Tuesday, 24 October 2017

Real World Racing


Developer: Playstos Entertainment
Steam Release: N/A
Usual Price: -
Hours Played: ~ 4.0
Similar To: Little Racers Street / Reckless Racing / Ultimate Racing 2D
Rating: 4/5 Parsnips



* This game is no longer available on Steam.


GAMEPLAY
This game is the poorer cousin to the more complete and polished Little Racers Street and is no longer available on Steam but can still be purchased elsewhere. As its name suggests it takes place in the streets of the major cities of Europe from London, Rome and Berlin to Prague, Copenhagen, Oslo and Stockholm. Like LRS, you'll enter events, races and time-trials by driving your chosen car at high speeds along roads in top-down view. Handling is much the same as in LRS meaning it has an arcade feel that handles nicely for the casual player and is very forgiving round corners. The Career mode, including quite an involved tutorial to get you started, leads you through six championships with each having about a dozen events where you'll race and compete in time-trials for the silver and gold award.
 

BALANCE & PACE
Career mode is where you'll spend time initially as this unlocks races and time-trials in the Arcade mode. Here, as well as the conventional stuff, you'll also compete in checkpoint races (solo) and survival races (with A.I. opponents).
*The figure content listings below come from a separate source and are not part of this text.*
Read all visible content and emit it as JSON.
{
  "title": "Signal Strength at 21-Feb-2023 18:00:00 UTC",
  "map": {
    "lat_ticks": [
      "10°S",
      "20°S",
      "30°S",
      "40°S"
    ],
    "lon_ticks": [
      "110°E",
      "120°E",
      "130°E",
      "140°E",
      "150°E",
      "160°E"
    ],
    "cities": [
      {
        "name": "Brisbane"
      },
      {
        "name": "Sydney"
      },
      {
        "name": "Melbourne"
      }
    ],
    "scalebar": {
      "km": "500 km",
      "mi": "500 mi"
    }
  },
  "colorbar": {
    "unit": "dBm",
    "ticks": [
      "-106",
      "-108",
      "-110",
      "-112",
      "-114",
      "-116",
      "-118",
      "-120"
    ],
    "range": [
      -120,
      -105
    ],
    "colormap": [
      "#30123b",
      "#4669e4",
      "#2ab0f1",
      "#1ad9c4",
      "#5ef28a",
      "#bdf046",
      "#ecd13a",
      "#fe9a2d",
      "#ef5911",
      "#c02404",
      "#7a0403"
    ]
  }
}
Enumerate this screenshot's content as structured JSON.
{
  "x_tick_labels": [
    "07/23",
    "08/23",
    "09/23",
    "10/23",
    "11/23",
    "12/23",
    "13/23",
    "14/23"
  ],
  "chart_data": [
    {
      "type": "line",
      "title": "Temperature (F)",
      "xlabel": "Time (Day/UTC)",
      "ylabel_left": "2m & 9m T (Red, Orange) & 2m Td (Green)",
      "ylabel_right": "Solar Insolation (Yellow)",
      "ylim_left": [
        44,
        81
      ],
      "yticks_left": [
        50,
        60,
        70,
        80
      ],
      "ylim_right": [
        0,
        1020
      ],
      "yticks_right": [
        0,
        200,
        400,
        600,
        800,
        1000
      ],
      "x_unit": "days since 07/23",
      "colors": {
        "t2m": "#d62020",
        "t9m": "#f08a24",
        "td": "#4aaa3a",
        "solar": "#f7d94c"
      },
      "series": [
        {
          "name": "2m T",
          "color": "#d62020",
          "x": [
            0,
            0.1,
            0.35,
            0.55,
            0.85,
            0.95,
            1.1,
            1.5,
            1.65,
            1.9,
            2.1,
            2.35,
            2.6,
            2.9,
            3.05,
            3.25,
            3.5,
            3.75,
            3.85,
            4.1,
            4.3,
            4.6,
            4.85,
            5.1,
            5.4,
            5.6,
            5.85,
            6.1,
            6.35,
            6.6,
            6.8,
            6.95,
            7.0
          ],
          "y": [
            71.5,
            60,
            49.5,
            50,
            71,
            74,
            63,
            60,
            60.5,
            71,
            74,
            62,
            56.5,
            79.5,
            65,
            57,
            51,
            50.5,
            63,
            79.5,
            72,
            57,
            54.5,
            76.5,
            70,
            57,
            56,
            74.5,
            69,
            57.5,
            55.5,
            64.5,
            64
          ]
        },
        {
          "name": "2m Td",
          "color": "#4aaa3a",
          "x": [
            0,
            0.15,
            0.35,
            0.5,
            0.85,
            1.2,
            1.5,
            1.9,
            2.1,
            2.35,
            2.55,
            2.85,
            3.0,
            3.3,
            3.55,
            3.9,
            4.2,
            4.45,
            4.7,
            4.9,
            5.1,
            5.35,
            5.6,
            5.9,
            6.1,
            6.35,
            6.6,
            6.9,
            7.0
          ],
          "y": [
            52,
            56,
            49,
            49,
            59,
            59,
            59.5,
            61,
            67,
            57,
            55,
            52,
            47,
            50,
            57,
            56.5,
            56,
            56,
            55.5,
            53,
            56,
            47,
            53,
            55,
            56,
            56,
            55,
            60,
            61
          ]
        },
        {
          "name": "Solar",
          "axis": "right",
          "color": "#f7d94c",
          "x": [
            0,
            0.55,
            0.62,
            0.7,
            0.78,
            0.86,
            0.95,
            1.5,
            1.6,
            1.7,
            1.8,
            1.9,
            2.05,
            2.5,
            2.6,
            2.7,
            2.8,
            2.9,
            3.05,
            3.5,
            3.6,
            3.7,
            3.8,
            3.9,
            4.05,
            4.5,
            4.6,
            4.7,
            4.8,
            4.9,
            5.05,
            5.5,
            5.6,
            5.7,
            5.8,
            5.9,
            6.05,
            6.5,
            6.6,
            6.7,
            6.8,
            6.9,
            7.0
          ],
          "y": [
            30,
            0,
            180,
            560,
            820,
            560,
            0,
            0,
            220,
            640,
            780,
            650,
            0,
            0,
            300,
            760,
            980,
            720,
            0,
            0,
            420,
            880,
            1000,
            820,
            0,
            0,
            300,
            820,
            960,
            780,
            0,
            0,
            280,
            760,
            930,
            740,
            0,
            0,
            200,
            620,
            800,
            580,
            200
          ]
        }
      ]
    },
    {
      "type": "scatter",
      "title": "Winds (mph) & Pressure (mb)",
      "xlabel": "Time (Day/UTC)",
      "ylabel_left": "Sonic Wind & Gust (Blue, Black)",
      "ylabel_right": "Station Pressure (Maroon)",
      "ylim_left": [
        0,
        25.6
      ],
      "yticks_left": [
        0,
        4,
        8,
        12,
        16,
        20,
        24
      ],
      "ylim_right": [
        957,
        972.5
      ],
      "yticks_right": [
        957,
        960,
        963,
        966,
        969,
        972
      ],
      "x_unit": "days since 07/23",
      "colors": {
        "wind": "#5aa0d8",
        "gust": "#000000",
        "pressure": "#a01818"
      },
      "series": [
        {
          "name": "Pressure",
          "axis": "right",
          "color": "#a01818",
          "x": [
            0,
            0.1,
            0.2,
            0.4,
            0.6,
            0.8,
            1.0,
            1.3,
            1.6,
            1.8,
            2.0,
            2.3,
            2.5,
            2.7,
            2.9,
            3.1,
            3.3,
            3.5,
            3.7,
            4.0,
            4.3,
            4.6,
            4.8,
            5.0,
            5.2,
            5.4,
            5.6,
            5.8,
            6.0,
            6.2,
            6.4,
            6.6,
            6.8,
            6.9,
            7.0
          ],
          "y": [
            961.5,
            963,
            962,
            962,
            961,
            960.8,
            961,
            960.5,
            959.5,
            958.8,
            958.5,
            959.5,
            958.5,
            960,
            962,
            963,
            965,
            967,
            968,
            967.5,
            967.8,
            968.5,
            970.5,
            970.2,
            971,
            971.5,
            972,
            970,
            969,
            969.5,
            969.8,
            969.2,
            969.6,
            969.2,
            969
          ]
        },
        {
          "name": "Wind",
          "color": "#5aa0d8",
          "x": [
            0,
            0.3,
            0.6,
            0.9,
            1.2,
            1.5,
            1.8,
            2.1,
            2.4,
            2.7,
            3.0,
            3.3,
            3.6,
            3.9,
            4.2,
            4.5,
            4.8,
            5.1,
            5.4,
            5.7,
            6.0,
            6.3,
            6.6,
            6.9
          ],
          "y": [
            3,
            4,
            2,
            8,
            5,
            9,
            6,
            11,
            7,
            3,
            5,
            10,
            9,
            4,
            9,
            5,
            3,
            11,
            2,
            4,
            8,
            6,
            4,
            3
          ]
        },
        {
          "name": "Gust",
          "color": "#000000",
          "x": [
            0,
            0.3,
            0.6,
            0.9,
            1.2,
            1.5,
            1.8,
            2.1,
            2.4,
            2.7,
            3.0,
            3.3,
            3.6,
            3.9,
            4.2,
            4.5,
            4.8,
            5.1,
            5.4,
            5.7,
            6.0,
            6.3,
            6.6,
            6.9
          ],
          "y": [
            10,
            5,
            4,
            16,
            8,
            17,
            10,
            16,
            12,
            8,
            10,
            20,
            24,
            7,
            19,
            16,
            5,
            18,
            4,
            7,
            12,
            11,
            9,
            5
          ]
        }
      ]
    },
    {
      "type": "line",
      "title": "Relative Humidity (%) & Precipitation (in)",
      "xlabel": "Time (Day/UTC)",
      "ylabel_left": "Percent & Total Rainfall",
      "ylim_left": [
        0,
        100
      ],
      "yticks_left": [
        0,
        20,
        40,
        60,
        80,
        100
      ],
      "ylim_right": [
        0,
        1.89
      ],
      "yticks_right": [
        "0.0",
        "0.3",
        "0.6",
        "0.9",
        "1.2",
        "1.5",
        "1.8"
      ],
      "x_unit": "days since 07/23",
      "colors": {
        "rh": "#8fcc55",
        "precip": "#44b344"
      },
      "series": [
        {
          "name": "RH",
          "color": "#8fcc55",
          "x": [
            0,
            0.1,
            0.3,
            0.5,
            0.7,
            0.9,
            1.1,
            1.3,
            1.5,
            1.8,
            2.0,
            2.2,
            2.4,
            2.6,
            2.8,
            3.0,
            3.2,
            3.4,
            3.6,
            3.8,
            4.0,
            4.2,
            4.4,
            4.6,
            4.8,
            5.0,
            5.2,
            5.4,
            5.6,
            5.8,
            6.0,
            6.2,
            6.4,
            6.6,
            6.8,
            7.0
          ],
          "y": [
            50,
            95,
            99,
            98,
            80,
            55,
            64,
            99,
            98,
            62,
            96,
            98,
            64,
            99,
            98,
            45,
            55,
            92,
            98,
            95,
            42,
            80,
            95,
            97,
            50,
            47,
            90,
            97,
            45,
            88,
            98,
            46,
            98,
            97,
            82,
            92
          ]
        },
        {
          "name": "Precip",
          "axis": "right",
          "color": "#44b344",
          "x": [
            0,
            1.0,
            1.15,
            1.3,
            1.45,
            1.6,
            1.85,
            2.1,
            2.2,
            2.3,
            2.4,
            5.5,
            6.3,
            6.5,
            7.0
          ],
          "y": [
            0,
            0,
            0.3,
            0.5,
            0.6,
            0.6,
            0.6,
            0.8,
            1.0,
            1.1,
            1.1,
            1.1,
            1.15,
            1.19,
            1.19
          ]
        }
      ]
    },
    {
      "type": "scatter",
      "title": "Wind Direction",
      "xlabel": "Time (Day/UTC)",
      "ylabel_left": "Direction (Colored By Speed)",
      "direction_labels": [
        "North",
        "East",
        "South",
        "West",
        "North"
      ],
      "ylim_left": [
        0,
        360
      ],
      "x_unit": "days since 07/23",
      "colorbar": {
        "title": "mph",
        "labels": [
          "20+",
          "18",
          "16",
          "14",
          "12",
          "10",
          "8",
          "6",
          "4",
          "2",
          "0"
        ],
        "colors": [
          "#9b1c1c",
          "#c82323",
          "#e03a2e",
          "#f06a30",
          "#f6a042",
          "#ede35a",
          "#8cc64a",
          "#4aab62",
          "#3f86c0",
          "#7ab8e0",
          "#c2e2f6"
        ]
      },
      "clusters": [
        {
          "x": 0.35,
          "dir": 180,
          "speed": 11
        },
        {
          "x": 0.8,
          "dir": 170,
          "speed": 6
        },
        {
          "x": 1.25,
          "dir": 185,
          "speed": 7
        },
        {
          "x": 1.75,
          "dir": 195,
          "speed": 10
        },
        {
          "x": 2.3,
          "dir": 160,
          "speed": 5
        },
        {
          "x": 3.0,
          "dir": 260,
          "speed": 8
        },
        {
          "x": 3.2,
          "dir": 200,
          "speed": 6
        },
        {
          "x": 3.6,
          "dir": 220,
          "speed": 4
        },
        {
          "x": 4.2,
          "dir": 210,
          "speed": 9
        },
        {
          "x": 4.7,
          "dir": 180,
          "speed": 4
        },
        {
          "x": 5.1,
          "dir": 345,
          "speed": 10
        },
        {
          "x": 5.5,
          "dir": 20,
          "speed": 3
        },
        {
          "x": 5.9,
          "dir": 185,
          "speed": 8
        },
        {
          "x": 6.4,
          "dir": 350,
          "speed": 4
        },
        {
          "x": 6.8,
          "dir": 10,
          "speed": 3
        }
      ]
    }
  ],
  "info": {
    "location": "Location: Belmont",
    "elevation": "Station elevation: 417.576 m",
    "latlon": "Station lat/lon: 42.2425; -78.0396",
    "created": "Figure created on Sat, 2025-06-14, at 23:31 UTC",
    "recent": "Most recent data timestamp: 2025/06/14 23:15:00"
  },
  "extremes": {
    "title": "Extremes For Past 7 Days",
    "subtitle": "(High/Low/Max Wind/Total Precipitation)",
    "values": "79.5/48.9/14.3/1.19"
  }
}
Compared to other racers, the A.I. is probably RWR's weak point as they'll generally perform solidly on the many straights but lack any sort of aggression around the sharp bends and it's at these points where you can usually breeze past them. Arcade is where you can compete in any city and on any unlockable track to race or engage in time-trials for the fastest time. Events are restricted to class but you can buy cars at the garage with prize money as you go. Cars are graded on handling, top speed and acceleration etc so you can experiment and cross-reference to get the one that suits your style. 
       

PRESENTATION & DESIGN
Judging on menu-design alone, and their ease of use and navigation, RWR stands up pretty well. The Arcade portion of the game shows each city and its available tracks along with the best time clearly displayed for each. Information is displayed nicely and cars are lined up conveniently underneath the map of the city ready to instantly dive in. Menus for the Career mode, likewise are intuitive and user-friendly. It's the bland and frankly blurry and uninspiring graphics that are a bit of a let-down. Also with limiting tile-sets, apart from the odd building, the cities themselves are not that well distinguished from each. You'll pass the same huge layouts and stretches that you encountered in Oslo, London and Berlin etc. To compare each cars' performance against each other there is a very welcome ghost-car feature. 
 

PROGRESS SYSTEM
A rather lengthy tutorial of 7 events in Career mode will greet you at first. This teaches you about steering, slip-streaming and drifting. You'll then jump into the first of five championships where you'll compete in 13 unlockable events. These vary from races and time-trials to checkpoint and survival races. Each one has objectives that will reward you with either a silver or gold cup. You accumulate cash prizes that you can then spend on cars at the garage. These cannot be upgraded but are ranked out-of-ten on performance such as speed, acceleration and handling etc. Arcade features standalone races or time-trials that you can select while scrolling through a screen for each city. There are five classes of vehicle altogether so beating best times while purchasing a better quality car is the way to go.    


CONCLUSION
In all honesty, there are more decent top-down racers out there than RWR. While it has a few things going for it like checkpoint times and a ghost-car feature, its low-quality graphics, lack of variety in track design and sheer blandness makes it really hard to compete with the others such as Reckless Racing. Any attempt, on the Steam version, to view the leaderboard or enter multiplayer mode simply crashes the computer requiring a full-restart and whether this is the reason it was taken off Steam or whether it is caused because it's no longer on Steam will no doubt bring up the red flag anyway. Still, for those curious or who want to see how well it holds up for themselves, it comes at a very reasonable price from other distributors.